In present-day modern life, the two might not have that much in common. But in Santa Fe, their childhoods merged along with their high school years up on Siringo Road. After school, they'd hang out at each other's houses, and they played in the same high school band together. McIntosh's older brother David graduated with the class but didn't make the reunion.

Out of nowhere, the conversations turns to "goatheads." That Rolling Stones' album, Goat Head's Soup, released in 1973?

"Nah, goatheads, man," McIntosh says, nodding to the sharp, pointy burr, "the stuff that we played on inside Española High School's football stadium. We used to call the field Sticker Stadium."

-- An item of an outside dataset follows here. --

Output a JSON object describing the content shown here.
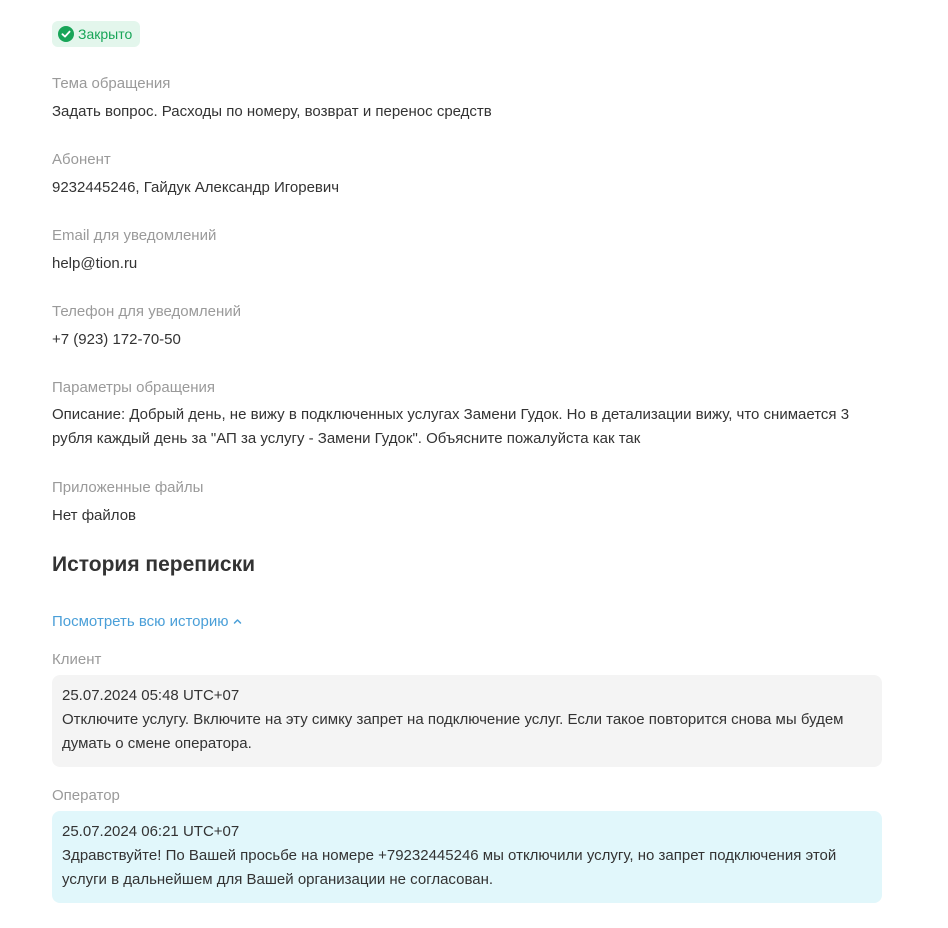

From real grass to the stuff you smoked, from the rock album to the punishing weed, the times are all very ambiguous but all very real when inside the Elks Lodge for those fleeting hours.

And they are a-changin'. The Big Five-Oh is up next, and the silent auction at this reunion raised $2,300, Jimenez happily reports.

Jimenez, who has the money under lock and key in a special reunion fund, says, "But next time around, I'm sure there's going to be more students. I mean, we're talking about the 50th anniversary now. Maybe we can get a band and rent out a hall, and students will only have to pay a registration fee."

Says Sanchez, his sidekick: "This 45th reunion was just to whet the appetite for the 50th."